In XML it looks like this:

 <doc>
   <title>This is a <b>really big</b> statement of truth!</title>
 </doc>

Now suppose the document has attributes:

 title.setAttribute("type", "lovely");

The JSON will now look like this:

{
  "doc": {
      "title": {
        "$": ["This is a ", {"b:"really big"}, " statement of truth!"]
        "@type": "lovely"
      }
   }
}

In XML:

 <doc>
   <title type="lovely">This is a really big statement of truth!</title>
 </doc>

Attribute Support

AspireObjects have special built-in support for attributes to make them more compatible with XML.

Special methods are available for setting and getting attributes

 aspireObj.setAttribute("type", "human");       // Set the type attribute on the object
 
 String type = aspireObj.getAttribute("type");  // Fetches the type attribute from the AspireObject

Attribute values can only be string

 aspireObj.setAttribute("type", 32)                        // Throws an exception
 
 aspireObj.setAttribute("type", new AspireObject("data"))  // Throws an exception

Attributes are represented in JSON as names preceded by "@"

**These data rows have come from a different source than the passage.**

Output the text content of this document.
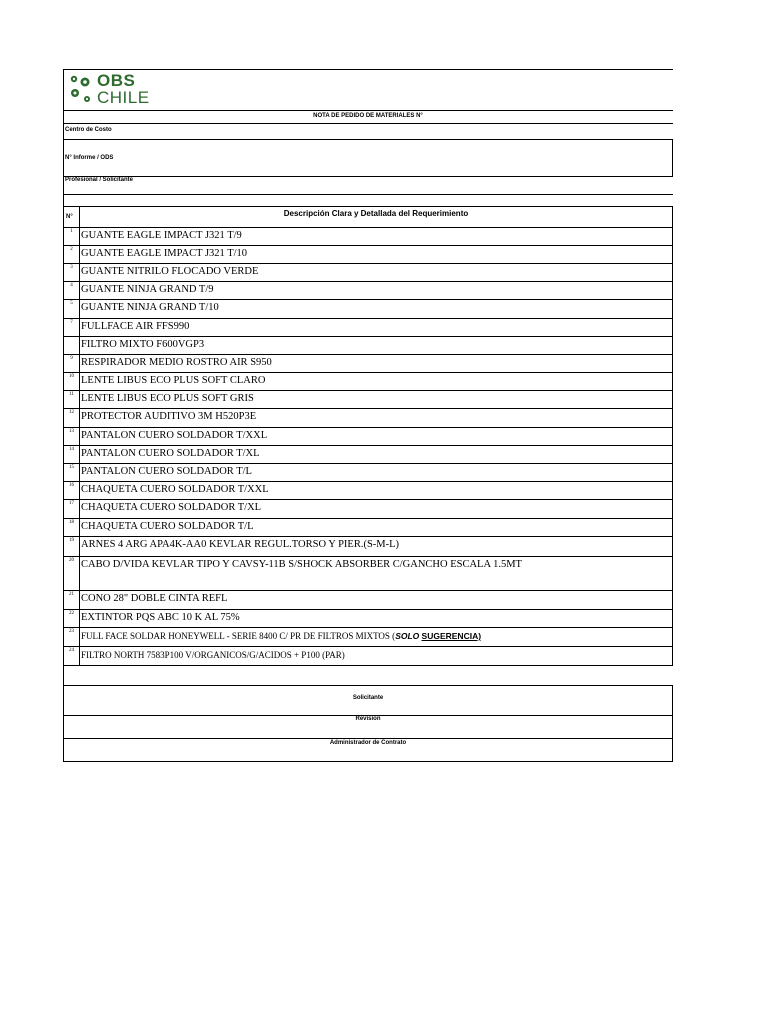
OBS
CHILE
NOTA DE PEDIDO DE MATERIALES N°
Centro de Costo
N° Informe / ODS
Profesional / Solicitante
N°	Descripción Clara y Detallada del Requerimiento
1 GUANTE EAGLE IMPACT J321 T/9
2 GUANTE EAGLE IMPACT J321 T/10
3 GUANTE NITRILO FLOCADO VERDE
4 GUANTE NINJA GRAND T/9
5 GUANTE NINJA GRAND T/10
7 FULLFACE AIR FFS990
FILTRO MIXTO F600VGP3
9 RESPIRADOR MEDIO ROSTRO AIR S950
10 LENTE LIBUS ECO PLUS SOFT CLARO
11 LENTE LIBUS ECO PLUS SOFT GRIS
12 PROTECTOR AUDITIVO 3M H520P3E
13 PANTALON CUERO SOLDADOR T/XXL
14 PANTALON CUERO SOLDADOR T/XL
15 PANTALON CUERO SOLDADOR T/L
16 CHAQUETA CUERO SOLDADOR T/XXL
17 CHAQUETA CUERO SOLDADOR T/XL
18 CHAQUETA CUERO SOLDADOR T/L
19 ARNES 4 ARG APA4K-AA0 KEVLAR REGUL.TORSO Y PIER.(S-M-L)
20 CABO D/VIDA KEVLAR TIPO Y CAVSY-11B S/SHOCK ABSORBER C/GANCHO ESCALA 1.5MT
21 CONO 28" DOBLE CINTA REFL
22 EXTINTOR PQS ABC 10 K AL 75%
23 FULL FACE SOLDAR HONEYWELL - SERIE 8400 C/ PR DE FILTROS MIXTOS (SOLO SUGERENCIA)
24 FILTRO NORTH 7583P100 V/ORGANICOS/G/ACIDOS + P100 (PAR)
Solicitante
Revision
Administrador de Contrato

 AspireObject aspireObj = new AspireObject("doc");
 aspireObj.setAttribute("from", "US-GPO");
 AspireObject nameObj = aspireObj.add("name", "Obama");
 nameObj.setAttribute("type", "president");

JSON:

 {
   "doc": {
     "@from": "US-GPO",
     "name": {
       "$": "Obama",
       "@type": "president"
     }
   }
 }

XML:

 <doc from="US-GPO">
   <name type="president">Obama</name>
 </doc>

Miscellaneous Notes

null Handling

It is possible to create an object with null as its content and with no named elements:

 AspireObject aspireObj = new AspireObject("doc");

In JSON this is represented as:

 {"doc": null}

In XML this is represented as:

 <doc/>

Adding named elements with no content

New named elements added to an AspireObject with no content will be assumed to be null:

 AspireObject aspireObj = new AspireObject("doc");
 aspireObj.add("title");

In JSON this is represented as:

 {
   "doc":
     {
       "title":null
     }
 }

In XML this is represented as:

 <doc>
   <title/>
 </doc>

Adding null content is generally ignored

The following are ignored (do not throw an exception):

 AspireObject aspireObj = new AspireObject("doc");
 
 aspireObj.addContent(null);  // ignored
 aspireObj.add("$");          // ignored, same as addContent(null)

What is not Supported

XML Unsupported

  • Ordered elements of varying names
    • Since elements are stored in HashMaps in AspireObject, the order of these elements is not preserved.
    • However, multiple children of the same name are stored in a list in AspireObject, and so their order IS preserved.
  • XML Namespaces
    • Uncertain what is possible here or will be ultimately supported here
  • XML Processing Directives
    • These can not be represented in AspireObject
  • XML Comments

JSON Unsupported

  • Names must be valid XML names
    • Currently, we expect that all names in JSON name/value pairs will need to be valid XML names. For example, names must start with a letter or underscore, and can contain letter, underscore, dash or period.